First, I have to apologize for the lack of a blog post on Wednesday. It’s been a bit of a hectic week in the Bookewyrme household. I remembered approximately Thursday evening as I was headed to bed that I hadn’t put anything up here. Hopefully it won’t happen again, though.
I don’t usually post about current events on this blog. My reasons are many and varied, but primarily by the time I post, whatever has happened usually has been covered exhaustively by other blogs and websites already. However, it isn’t often that I get to watch history occurring, especially history stemming from the place I’ve spent so much of my life studying and loving.
A quick recap for anyone not paying attention recently. A few weeks ago, Egypt’s people rose up in peaceful protest against their authoritarian president for 30 years, Mubarak.
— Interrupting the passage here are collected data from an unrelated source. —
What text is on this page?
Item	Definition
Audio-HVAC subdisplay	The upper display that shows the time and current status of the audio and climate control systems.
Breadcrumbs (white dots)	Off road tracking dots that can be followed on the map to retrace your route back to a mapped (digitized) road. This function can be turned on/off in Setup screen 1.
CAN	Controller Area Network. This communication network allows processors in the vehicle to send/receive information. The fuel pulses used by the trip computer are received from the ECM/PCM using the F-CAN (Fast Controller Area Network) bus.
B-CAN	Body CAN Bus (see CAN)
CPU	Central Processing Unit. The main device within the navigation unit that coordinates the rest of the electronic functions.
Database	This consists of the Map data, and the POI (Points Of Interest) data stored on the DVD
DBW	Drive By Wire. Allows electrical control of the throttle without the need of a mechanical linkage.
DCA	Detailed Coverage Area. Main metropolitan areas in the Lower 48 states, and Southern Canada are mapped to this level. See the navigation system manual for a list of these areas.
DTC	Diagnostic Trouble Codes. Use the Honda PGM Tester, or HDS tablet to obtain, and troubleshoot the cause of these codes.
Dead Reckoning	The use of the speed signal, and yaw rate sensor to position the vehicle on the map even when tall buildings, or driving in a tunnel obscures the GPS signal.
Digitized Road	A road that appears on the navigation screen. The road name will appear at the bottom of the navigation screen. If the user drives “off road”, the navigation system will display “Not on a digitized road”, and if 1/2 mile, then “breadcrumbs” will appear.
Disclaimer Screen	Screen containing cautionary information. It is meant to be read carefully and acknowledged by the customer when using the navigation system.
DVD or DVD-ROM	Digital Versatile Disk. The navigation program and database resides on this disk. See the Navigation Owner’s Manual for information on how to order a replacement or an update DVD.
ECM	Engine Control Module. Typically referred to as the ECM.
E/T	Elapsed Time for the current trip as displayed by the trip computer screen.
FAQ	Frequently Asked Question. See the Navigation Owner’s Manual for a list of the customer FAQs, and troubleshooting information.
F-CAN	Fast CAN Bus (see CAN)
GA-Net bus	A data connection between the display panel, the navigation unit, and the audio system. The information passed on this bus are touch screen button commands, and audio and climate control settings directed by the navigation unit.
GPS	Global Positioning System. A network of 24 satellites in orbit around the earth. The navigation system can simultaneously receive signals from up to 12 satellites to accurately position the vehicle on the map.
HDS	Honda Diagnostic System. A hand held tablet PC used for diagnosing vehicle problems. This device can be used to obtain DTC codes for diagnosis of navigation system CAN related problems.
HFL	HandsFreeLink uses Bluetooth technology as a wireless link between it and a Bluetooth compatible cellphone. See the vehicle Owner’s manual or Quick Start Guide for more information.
Despite the best efforts of the government, they refused to be provoked into wanton violence or destruction, even moving to help the army (which remained strictly neutral) to protect both people and places. However, they also refused to give in and go home with anything less than their entire demands. This past Friday, those demands were finally met when Mubarak resigned (or was removed?) from office entirely.
Congratulations are in order for the success of the protest, but also for their methods. The Egyptian people have a long and proud history. They are the descendants of Pharaoh, and one of the earliest civilizations in human history. This is just one more thing to add to their long list of accomplishments as a people and a country. But more importantly, they are serving as an example to other people in the region, an example of what can be accomplished when people come together peacefully but with determination.
Mubarak’s resignation is naturally not the end of the struggle towards democracy for the Egyptian people. It is merely the end of the beginning. Many other steps remain for them, harder and more mundane steps, some with no clear right or wrong. Other political commentators and observers of greater acuity than I have already enumerated them elsewhere. I just want to say, I believe in Egypt and the Egyptian people. I believe they will succeed in forming their democracy and I believe that with their success, things will get better for the common people of the country. I feel sure that they believe it as well, and belief is probably the most important part of success where government is concerned. I also believe that this is a turning-point not just in the history of Egypt, but in the history of the world.
As history unfolds before us, we must remember as much as we can. Some day, our grand-children will be doing school reports on it and interviewing us as witnesses. Until then, I simply want to say congratulations to the Egyptian people, and thank you for being awesome.